I think this is a real problem. We might need something like autoclousure but for bindings.

This solution bring an other layer of complexity, but does not solve the main problem in anyway. This still look magic at call site and you can't know what's going on without having to read the whole type declaration.

The only change it that instead of having to look if wrapperValue is declared, you now have to look if wrapperValue returns self or something else.

I think any meaningful use of $foo requires the users to read the wrapper declaration anyway. Then it wouldn't be too far to look into wrapper's wrapperValue, though I can see the Law of Demeter at play here, so it doesn't solve that magical feeling problem in particular (and I won't call my suggestion ideal).

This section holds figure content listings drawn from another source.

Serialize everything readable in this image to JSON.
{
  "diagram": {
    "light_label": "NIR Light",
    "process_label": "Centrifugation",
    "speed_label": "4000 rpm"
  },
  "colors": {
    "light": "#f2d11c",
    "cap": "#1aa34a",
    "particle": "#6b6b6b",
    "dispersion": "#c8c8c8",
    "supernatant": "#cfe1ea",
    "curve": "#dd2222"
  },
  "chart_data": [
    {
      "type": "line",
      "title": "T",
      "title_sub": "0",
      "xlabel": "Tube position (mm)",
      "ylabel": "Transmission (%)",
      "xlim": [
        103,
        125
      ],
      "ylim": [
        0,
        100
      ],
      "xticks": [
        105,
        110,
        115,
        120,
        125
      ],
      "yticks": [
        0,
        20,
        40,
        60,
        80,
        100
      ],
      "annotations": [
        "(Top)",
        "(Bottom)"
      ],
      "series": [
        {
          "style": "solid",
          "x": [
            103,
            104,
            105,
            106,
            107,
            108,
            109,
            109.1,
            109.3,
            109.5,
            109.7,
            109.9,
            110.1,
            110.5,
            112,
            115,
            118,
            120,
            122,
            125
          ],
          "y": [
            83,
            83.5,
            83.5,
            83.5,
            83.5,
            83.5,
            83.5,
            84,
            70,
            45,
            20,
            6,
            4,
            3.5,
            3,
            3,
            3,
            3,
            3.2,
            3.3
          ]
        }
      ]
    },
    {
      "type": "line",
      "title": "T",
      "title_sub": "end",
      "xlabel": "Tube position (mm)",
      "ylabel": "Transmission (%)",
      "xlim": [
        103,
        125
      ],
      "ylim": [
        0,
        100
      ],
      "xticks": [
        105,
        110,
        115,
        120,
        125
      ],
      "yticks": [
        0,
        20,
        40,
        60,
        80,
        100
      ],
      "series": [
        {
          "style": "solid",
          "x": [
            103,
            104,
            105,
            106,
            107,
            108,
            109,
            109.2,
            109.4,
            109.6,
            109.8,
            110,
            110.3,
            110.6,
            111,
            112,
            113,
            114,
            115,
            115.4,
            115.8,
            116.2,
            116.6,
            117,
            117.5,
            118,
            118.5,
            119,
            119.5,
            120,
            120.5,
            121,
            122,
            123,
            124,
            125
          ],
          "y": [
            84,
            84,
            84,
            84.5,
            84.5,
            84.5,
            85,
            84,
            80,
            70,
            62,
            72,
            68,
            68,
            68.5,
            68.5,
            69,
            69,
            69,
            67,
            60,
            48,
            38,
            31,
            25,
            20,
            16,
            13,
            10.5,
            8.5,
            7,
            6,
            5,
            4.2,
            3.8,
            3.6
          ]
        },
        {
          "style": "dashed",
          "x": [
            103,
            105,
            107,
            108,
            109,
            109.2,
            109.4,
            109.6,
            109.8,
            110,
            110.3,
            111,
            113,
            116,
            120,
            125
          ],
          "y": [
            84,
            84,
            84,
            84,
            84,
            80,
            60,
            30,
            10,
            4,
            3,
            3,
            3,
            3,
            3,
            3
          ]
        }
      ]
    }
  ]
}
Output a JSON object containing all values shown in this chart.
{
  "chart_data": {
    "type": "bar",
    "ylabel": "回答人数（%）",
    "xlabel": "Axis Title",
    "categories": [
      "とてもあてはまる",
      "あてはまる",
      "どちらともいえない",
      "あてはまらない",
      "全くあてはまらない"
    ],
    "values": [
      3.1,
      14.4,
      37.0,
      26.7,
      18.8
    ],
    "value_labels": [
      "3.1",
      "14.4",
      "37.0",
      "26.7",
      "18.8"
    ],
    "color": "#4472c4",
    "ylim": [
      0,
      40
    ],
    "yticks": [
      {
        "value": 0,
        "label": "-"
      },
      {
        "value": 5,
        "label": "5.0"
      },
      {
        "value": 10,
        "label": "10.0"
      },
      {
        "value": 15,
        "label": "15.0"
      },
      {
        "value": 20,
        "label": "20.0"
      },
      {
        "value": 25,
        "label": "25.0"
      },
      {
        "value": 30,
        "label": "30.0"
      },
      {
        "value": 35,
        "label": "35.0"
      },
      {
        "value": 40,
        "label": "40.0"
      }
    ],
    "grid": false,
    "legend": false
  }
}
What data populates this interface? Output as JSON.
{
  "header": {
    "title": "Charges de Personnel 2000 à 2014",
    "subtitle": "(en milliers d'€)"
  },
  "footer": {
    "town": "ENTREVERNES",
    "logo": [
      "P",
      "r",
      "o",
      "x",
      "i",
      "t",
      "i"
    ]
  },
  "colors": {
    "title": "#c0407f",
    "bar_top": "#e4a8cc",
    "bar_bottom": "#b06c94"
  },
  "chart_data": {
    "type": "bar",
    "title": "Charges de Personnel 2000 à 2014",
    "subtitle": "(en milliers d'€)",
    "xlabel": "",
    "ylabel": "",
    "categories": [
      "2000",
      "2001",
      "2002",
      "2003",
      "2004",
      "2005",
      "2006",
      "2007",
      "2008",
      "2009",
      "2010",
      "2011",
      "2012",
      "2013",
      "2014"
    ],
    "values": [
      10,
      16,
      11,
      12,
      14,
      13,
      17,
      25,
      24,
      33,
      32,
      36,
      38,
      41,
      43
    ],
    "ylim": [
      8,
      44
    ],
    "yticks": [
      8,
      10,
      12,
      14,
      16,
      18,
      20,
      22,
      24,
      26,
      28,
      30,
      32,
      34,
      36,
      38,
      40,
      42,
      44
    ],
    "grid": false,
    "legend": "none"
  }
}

What I'm trying to do is to make it more consistent that wrapperValue will always be used. It'd feel more magical (and harmful) if $foo sometimes mean the wrapper but the author doesn't intend to have it be accessible, even as private.

I suppose the design can get rid of wrapperValue altogether, and always go with base storage, though I start to wonder if it's a really useful default setting.

We can of course still use $variable.binding to refer to the binding, but the situation will be less than ideal in many wrappers, especially when the design goal is to reduce boilerplate, and I think it's going to be too common to be ignored.

Anyhow, it's gonna be a challenge to come up with a clear declaration when there're 3 types involved (Wrapper itself, value, wrapperValue), but only 2 is required for a full type information (Wrapper and value).

You're right.

My felling is more about not being able to know the type of $foo even at the declaration site. Declaring a variable using a type, and having it magically cast into an other type when trying to access it, is not very intuitive, and is not something we find elsewhere in the language.

I feel like an anti-pattern in a language that forces explicit cast even to convert a small integer into a larger one.